Standardising bulk information sharing among tax authorities in an effort to combat tax evasion.


Offshore tax evasion is a serious problem for all jurisdictions, receiving heightened political attention since the onset of the global financial crisis. More recently, international leaders have focussed on automatic exchange of tax information as a key opportunity to close avenues for offshore tax evasion. Automatic information exchange enables tax administrations to detect and address evasion in cases where there had been no previous indication or evidence of non-compliance.

Following the G20 Leaders’ endorsement of automatic exchange as the new global standard, in February 2014 G20 Finance Ministers and Central Bank Governors endorsed the OECD Common Reporting Standard (CRS) as the global model for automatic exchange. The CRS would see the exchange of information on financial accounts (comprehensive investment income and account balances) held by foreign tax residents in a wide range of reporting financial institutions. The information would be exchanged on an automatic and yearly basis using common technical solutions and data safeguarding and confidentiality standards.
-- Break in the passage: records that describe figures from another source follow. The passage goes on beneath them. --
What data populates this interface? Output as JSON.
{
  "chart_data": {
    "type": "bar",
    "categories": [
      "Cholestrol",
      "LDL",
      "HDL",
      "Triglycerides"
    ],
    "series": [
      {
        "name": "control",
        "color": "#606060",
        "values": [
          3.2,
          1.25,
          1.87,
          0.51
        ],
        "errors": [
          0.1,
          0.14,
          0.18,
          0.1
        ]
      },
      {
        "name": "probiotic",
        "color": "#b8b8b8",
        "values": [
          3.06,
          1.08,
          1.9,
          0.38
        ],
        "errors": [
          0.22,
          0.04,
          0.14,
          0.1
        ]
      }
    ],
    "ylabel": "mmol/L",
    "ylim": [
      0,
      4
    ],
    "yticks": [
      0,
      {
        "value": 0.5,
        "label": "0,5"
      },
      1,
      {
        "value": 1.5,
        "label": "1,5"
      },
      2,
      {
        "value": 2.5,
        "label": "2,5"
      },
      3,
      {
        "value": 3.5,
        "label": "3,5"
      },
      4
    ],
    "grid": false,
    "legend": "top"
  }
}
Global adoption of the CRS is expected to substantially increase the exchange of bulk data between jurisdictions. It raises a number of questions as to how the data might be utilised for compliance purposes and international collaborative efforts, and, more broadly, improving tax authorities’ business practices.

SGATAR members discuss how they currently manage bulk data and their potential readiness for multilateral exchange, and bulk data analysis, through the CRS.